En realidad el marae no es el recinto únicamente sino que engloba la parte delantera exterior y el edificio. Por extensión se le llama a ambas partes así, pero en realidad el nombre corresponde solo al espacio libre anterior, siendo el nombre de del edificio wharenui (léase farenui).

La «Colmena»

El Beehive de Wellington

Hablemos ahora de un edificio más moderno y de época reciente es el llamado “Beehive” (literalmente “colmena”) que es el edificio del Parlamento del Gobierno de Nueva Zelanda.

Tiene varias plantas (10)  de las cuales 4 están bajo tierra. Está construido a prueba de terremotos y se dice que es uno de los edificios más seguros (junto con el Te Papa museum) de Wellington.

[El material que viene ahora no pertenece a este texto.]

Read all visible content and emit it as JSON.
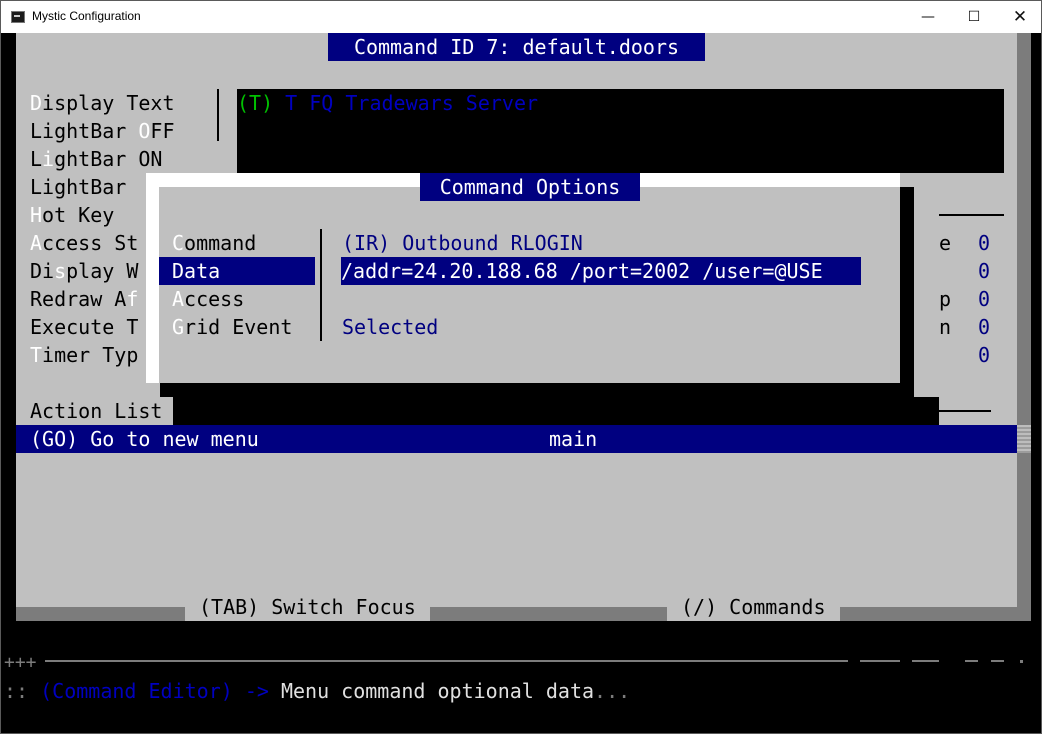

Se pueden hacer visitas guiadas y también para estudiantes.

Aunque quedan muchas cosas interesantes no podría dejar de  hablar de alguien que ha hecho que este país sea conocido internacionalmente y que sin su labor seguramente la mayoría seguiríamos haciéndonos un poco de lío a la hora de señalarlo en un mapamundi…

Es el director de cine Sir Peter Jackson.

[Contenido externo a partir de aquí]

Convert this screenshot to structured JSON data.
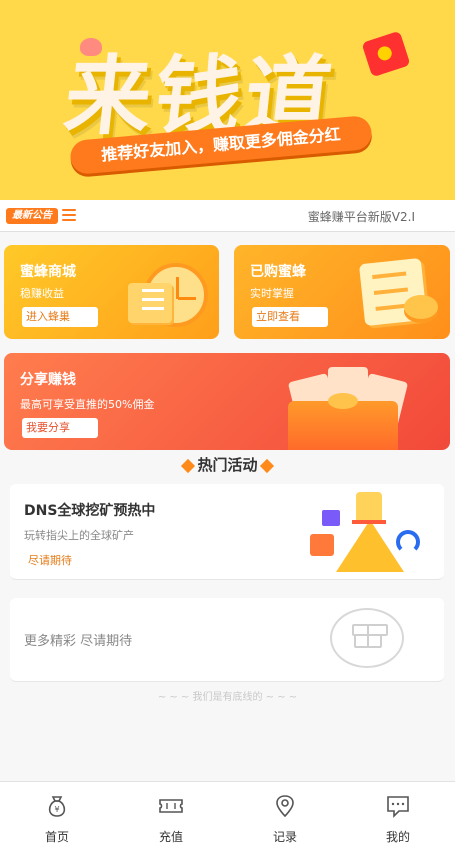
{
  "banner": {
    "title": "来钱道",
    "ribbon": "推荐好友加入，赚取更多佣金分红"
  },
  "notice": {
    "badge": "最新公告",
    "text": "蜜蜂赚平台新版V2.I"
  },
  "cards": {
    "shop": {
      "title": "蜜蜂商城",
      "subtitle": "稳赚收益",
      "button": "进入蜂巢"
    },
    "bee": {
      "title": "已购蜜蜂",
      "subtitle": "实时掌握",
      "button": "立即查看"
    },
    "share": {
      "title": "分享赚钱",
      "subtitle": "最高可享受直推的50%佣金",
      "button": "我要分享"
    }
  },
  "hot": {
    "heading": "热门活动",
    "activity": {
      "title": "DNS全球挖矿预热中",
      "subtitle": "玩转指尖上的全球矿产",
      "tag": "尽请期待"
    },
    "more": {
      "text": "更多精彩 尽请期待"
    },
    "bottom_line": "~ ~ ~ 我们是有底线的 ~ ~ ~"
  },
  "tabbar": {
    "items": [
      {
        "label": "首页",
        "icon": "money-bag-icon"
      },
      {
        "label": "充值",
        "icon": "ticket-icon"
      },
      {
        "label": "记录",
        "icon": "location-pin-icon"
      },
      {
        "label": "我的",
        "icon": "chat-icon"
      }
    ]
  },
  "colors": {
    "banner_bg": "#ffd94a",
    "accent_orange": "#ff7a1c",
    "share_red": "#f2493a"
  }
}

Y digo “Sir” Peter Jackson ya que está en posesión desde 2002 de la New Zealand Order of Merit y desde 2010 Knight Companion of New Zealand.

Además, este año que ha sido la celebración del jubileo de la Reina Elizabeth II, ha sido uno de los incluidos en la lista de Queen’s Birthday Honours 2012.

Es indudable el aporte que ha hecho a este país y no únicamente por haberlo dado a conocer internacionalmente gracias a la famosa trilogía de “El Señor de los Anillos” que tantísimos fans tiene por todo el mundo. Y no solo fans, hay verdaderos apasionados -o “frikis” que se llaman ahora-  de todo este mundo creado alrededor de JR Tolkien.

El hecho de haber desarrolado una potente industria cinematográfica que movió el año pasado una cantidad de 500 millones de dólares es una razón muy de peso para considerarlo algo más que un icono, desde luego.

No soy una experta ni fan “hasta la médula” de este tema, pero no dejo de reconocer que incluso a mí me resulta emocionante el ver los parajes donde se rodó la trilogía. Así que puedo imaginar algo de lo que sienten los “fans” al llegar aquí y encontrarse con todo este ambiente; o igual incluso me quedo corta.

Otro de los aportes de Jackson ha sido el crear unas cuantas empresas relacionadas con el mundo del cine en Wellington, dando trabajo a mucha gente directa e indirectamente, atraer a bastantes inversionistas extranjeros (él ha preferido quedarse aquí y no trasladarse a Hollywood) y además invertir en muchas  causas y obras benéficas.

Así pues en estos últimos años es radical el cambio que se ha producido en el país gracias a su aportación. Y por eso creo que se merece ser considerado como un icono de Nueva Zelanda.